State of Conservation (SOC)
- Effects arising from use of transportation infrastructure
- Management systems/ management plan
- Water (rain/water table)
Inscription on the Danger List
Threats to the Site:
A land-reclamation programme for the agricultural development of the region, funded by the World Bank, has caused in the past ten years a dramatic raise of the water table. The local soil, which is exclusively clay, is hard and capable of supporting buildings when in a dry state, but becomes semi-liquid with excess water. The destruction of numerous cisterns, disseminated around the city, has entailed the collapse of several overlying structures. Huge underground cavities have opened in the north-western region of the town. The risk of collapse is so high that the authorities were forced to fill with sand the bases of some of the most endangered buildings, including the crypt of Abu Mena with the tomb of the Saint, and close them to the public. A large banked road, moreover, was executed to enable movement within the site.

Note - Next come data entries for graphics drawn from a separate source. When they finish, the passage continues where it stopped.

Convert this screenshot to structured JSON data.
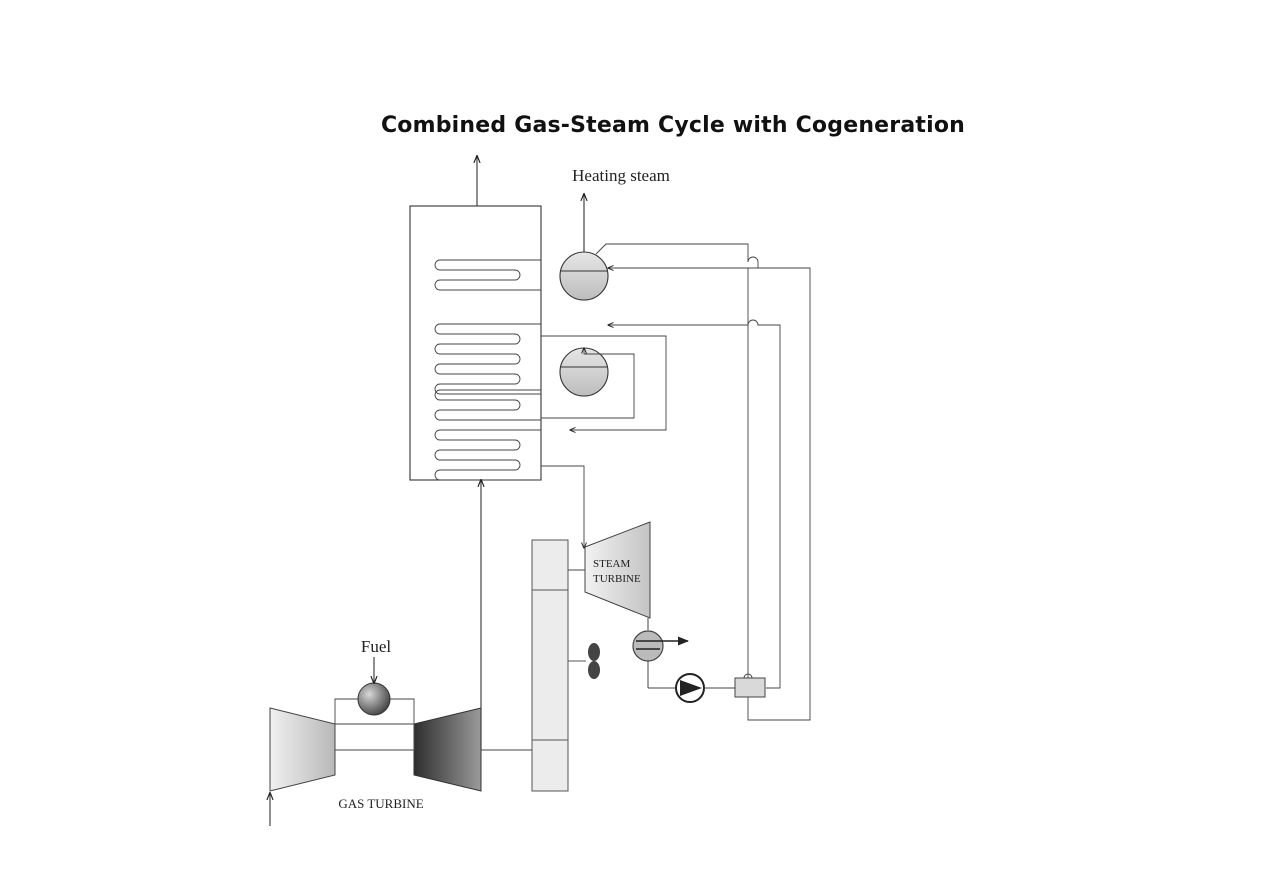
{
  "title": "Combined Gas-Steam Cycle with Cogeneration",
  "labels": {
    "heating_steam": "Heating steam",
    "fuel": "Fuel",
    "steam_turbine_line1": "STEAM",
    "steam_turbine_line2": "TURBINE",
    "gas_turbine": "GAS TURBINE"
  }
}
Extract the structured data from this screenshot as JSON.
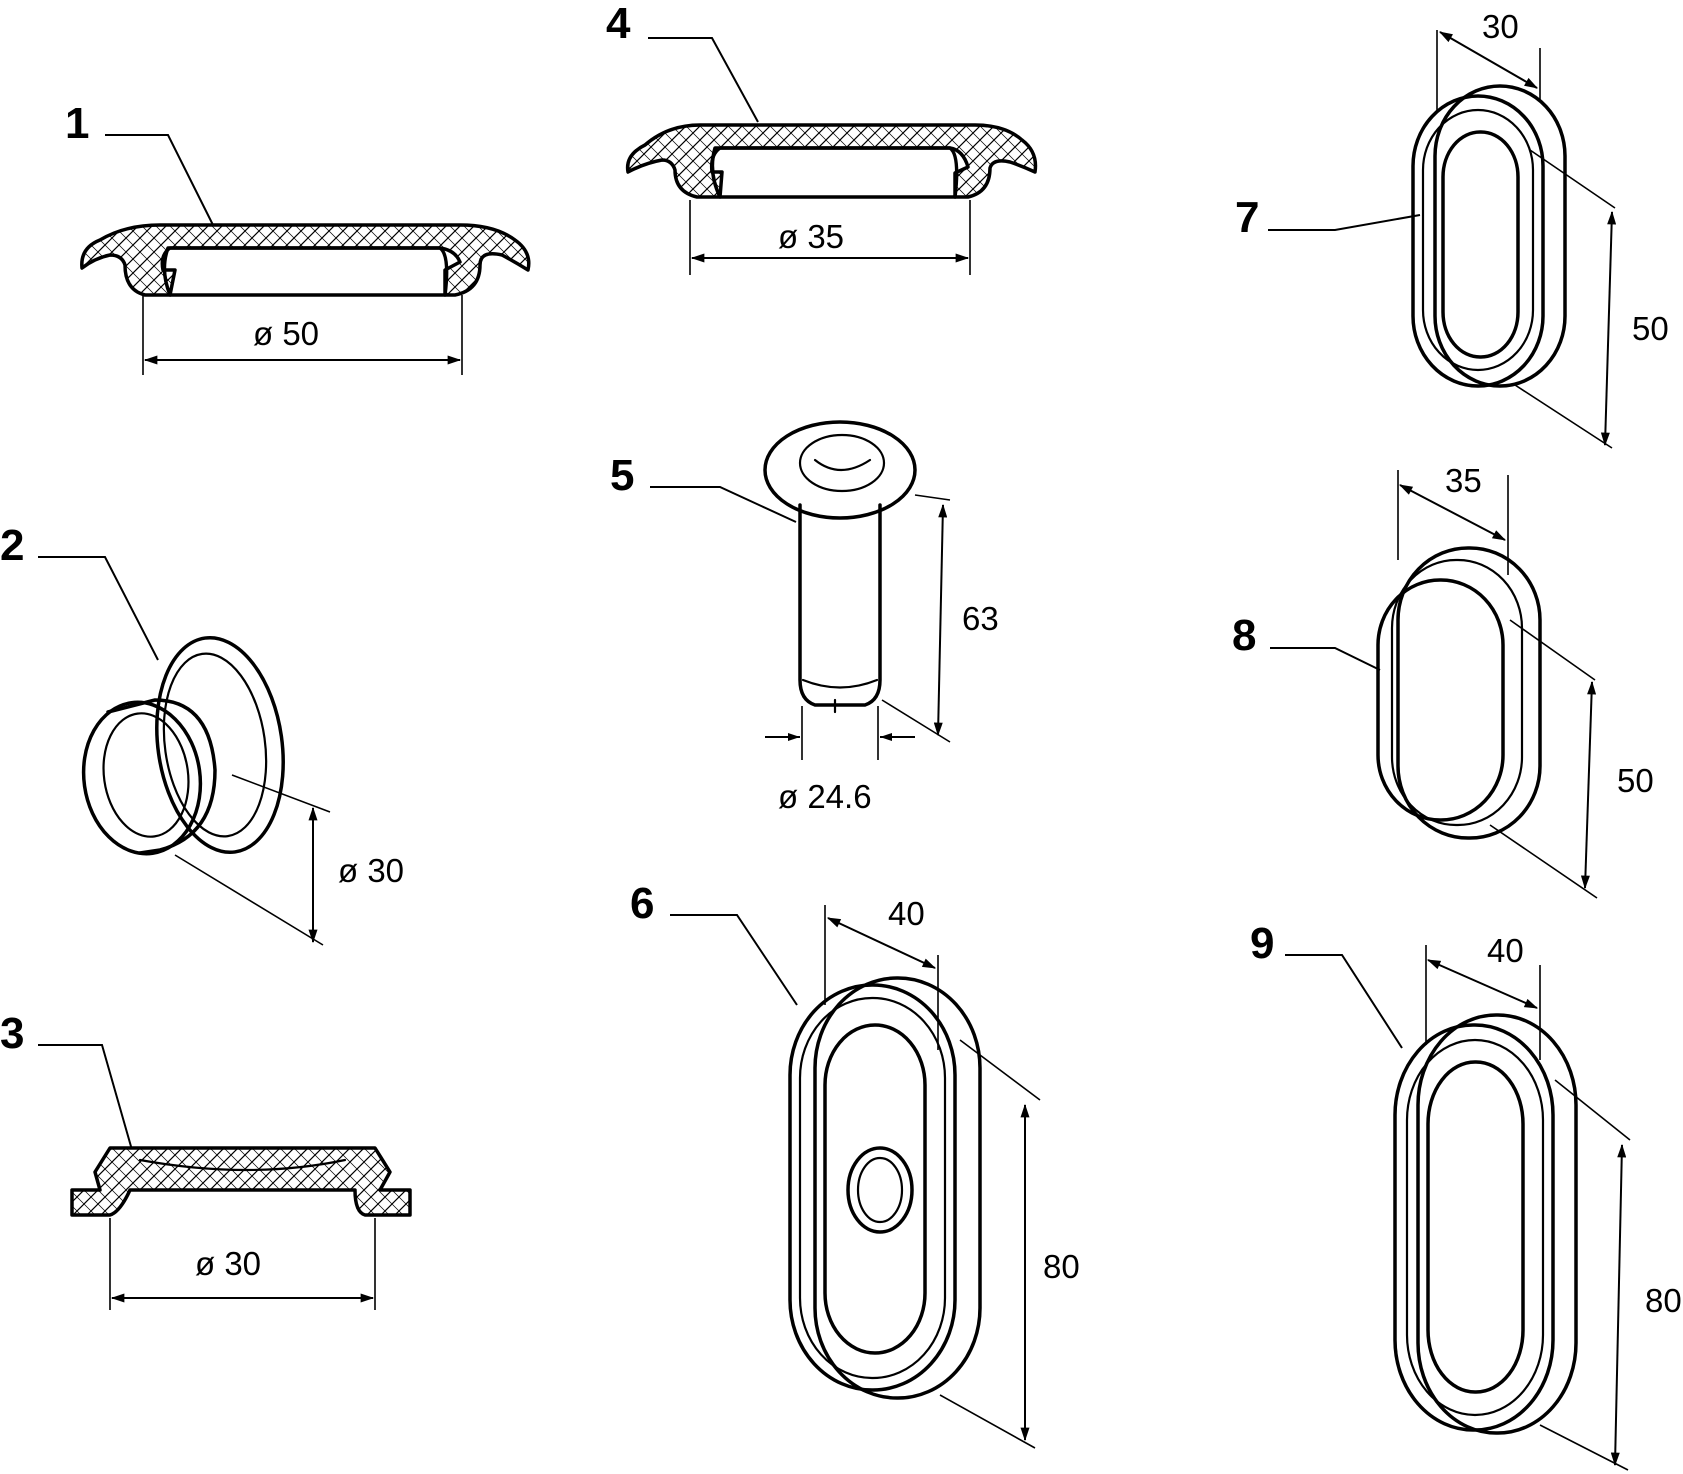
{
  "parts": [
    {
      "number": "1",
      "dimension": "ø 50"
    },
    {
      "number": "2",
      "dimension": "ø 30"
    },
    {
      "number": "3",
      "dimension": "ø 30"
    },
    {
      "number": "4",
      "dimension": "ø 35"
    },
    {
      "number": "5",
      "length": "63",
      "dimension": "ø 24.6"
    },
    {
      "number": "6",
      "width": "40",
      "height": "80"
    },
    {
      "number": "7",
      "width": "30",
      "height": "50"
    },
    {
      "number": "8",
      "width": "35",
      "height": "50"
    },
    {
      "number": "9",
      "width": "40",
      "height": "80"
    }
  ]
}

The Supreme Council of Antiquities is trying to counteract this phenomenon by digging trenches, and has enlarged the listed area in the hope of lowering the pressure of the irrigation. These measures, however, have proved to be insufficient, taking into account the scale of the problem and the limited resources available.

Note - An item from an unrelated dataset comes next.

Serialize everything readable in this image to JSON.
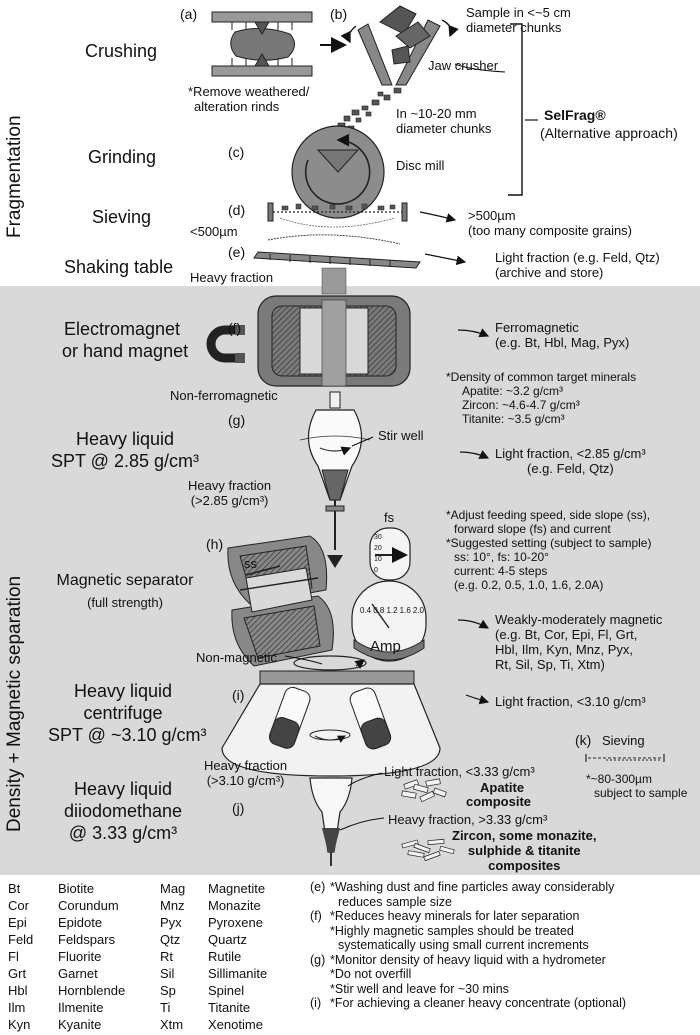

The threats indicated are listed in alphabetical order; their order does not constitute a classification according to the importance of their impact on the property.
Furthermore, they are presented irrespective of the type of threat faced by the property, i.e. with specific and proven imminent danger (“ascertained danger”) or with threats which could have deleterious effects on the property’s Outstanding Universal Value (“potential danger”).